Who Buries the Dead cover

Who Buries the Dead

Sebastian St. Cyr • Book 10

4.24 Goodreads
(7.0K ratings)

Why You'll Love This

A decapitation at Bloody Bridge, a coffin strap from a beheaded king, and a villain from Sebastian's past — this one doesn't let up.

  • Great if you want: Regency mysteries with real historical depth and moral weight
  • The experience: tightly plotted and atmospheric — each chapter tightens the tension
  • The writing: Harris weaves period politics into the mystery without slowing the story
  • Skip if: you haven't read earlier books — backstory runs deep by book ten

About This Book

London in 1813 has rarely felt more dangerous than in this tenth Sebastian St. Cyr mystery, where a headless body discovered near Bloody Bridge pulls the reluctant Viscount Devlin into an investigation that reaches across centuries and strikes uncomfortably close to home. C.S. Harris builds her premise around a genuinely unsettling question: what connects a brutal modern murder to the execution of a king? The personal stakes are just as sharp, with enemies from Sebastian's past circling and the political pressure mounting from powerful figures who would prefer certain truths stay buried. This is historical mystery as it should be — grounded in real social tensions around slavery, class, and empire, with consequences that actually matter.
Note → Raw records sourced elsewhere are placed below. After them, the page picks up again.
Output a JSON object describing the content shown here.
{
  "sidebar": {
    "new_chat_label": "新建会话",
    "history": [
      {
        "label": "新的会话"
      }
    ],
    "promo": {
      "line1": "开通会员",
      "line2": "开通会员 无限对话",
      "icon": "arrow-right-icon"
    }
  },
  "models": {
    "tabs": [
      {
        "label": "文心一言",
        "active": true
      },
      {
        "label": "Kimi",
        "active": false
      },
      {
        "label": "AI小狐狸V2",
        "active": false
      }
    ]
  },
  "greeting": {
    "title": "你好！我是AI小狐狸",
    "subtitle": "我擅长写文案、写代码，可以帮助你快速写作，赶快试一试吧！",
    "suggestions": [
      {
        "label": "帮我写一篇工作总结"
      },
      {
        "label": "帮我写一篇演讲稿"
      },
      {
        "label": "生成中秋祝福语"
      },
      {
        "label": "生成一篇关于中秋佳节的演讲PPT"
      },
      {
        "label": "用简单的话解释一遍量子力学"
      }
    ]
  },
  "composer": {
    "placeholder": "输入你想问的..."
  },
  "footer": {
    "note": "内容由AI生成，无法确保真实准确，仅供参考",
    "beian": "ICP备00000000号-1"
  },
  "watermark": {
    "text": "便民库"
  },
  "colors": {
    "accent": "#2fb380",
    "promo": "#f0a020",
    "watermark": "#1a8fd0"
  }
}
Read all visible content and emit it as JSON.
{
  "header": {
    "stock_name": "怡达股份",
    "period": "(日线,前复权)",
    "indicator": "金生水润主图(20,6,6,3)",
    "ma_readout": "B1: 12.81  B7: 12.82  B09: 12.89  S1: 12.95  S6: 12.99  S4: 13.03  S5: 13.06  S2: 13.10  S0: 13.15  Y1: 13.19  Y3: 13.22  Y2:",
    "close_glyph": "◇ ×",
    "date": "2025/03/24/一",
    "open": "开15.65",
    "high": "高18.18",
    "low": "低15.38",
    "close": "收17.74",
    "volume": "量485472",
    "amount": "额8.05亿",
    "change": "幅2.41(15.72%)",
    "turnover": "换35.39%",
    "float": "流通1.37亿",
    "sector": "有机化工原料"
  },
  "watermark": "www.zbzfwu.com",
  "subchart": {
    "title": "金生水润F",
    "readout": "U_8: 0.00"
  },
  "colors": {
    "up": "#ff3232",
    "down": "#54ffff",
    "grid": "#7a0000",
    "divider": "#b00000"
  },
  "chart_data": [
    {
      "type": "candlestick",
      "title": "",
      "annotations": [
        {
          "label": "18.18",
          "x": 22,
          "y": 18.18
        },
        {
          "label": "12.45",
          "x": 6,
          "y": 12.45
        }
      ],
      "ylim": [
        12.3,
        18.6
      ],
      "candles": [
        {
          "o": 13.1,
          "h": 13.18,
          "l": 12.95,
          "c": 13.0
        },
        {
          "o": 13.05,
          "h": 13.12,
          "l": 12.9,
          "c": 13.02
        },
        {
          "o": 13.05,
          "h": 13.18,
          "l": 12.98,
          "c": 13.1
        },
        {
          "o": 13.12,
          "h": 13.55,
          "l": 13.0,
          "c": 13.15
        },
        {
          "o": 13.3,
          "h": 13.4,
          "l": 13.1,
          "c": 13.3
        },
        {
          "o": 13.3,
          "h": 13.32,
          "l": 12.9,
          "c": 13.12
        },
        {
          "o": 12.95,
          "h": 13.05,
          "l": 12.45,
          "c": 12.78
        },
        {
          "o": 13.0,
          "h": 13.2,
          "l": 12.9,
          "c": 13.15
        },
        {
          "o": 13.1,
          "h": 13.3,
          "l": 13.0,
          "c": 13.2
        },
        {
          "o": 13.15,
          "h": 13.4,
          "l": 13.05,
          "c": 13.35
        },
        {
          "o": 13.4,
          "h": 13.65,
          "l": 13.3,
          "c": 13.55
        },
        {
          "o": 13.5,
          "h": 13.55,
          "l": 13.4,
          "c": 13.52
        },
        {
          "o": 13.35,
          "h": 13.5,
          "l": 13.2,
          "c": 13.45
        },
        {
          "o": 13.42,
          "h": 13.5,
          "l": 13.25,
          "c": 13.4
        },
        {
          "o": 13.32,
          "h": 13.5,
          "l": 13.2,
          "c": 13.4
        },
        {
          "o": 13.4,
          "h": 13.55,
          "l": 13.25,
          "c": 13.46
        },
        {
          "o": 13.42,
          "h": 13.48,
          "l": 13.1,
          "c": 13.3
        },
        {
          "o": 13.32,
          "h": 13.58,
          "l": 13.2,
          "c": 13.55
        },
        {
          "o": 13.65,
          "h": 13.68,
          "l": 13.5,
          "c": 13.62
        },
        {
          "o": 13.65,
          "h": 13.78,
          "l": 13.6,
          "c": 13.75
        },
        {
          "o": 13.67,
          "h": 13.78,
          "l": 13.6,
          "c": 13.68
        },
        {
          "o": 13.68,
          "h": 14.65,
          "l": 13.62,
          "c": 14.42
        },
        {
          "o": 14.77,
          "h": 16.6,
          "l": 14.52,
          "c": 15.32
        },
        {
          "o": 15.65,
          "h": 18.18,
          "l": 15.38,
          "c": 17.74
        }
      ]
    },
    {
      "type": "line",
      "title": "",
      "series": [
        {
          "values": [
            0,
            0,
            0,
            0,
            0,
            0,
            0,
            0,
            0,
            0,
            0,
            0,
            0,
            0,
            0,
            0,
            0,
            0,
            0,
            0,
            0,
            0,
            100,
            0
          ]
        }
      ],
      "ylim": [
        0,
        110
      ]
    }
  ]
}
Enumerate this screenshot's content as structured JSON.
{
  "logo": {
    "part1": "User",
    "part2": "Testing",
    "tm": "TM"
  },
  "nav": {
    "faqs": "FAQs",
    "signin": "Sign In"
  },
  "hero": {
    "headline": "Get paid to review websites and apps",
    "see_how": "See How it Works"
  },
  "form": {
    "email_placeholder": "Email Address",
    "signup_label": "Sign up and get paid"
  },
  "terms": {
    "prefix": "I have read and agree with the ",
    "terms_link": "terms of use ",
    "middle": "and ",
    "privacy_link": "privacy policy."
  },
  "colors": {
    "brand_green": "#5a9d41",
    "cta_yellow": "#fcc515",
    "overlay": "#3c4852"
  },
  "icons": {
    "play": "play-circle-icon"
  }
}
Harris writes with the controlled confidence of someone who knows exactly how much to reveal and when. A decade into this series, her prose has a lived-in quality — the period detail never feels like homework, and Sebastian himself carries the weight of his history without the narrative ever slowing to explain it. Readers familiar with the series will find the long-running threads handled with quiet skill; newcomers will find the storytelling clear and propulsive enough to catch up fast.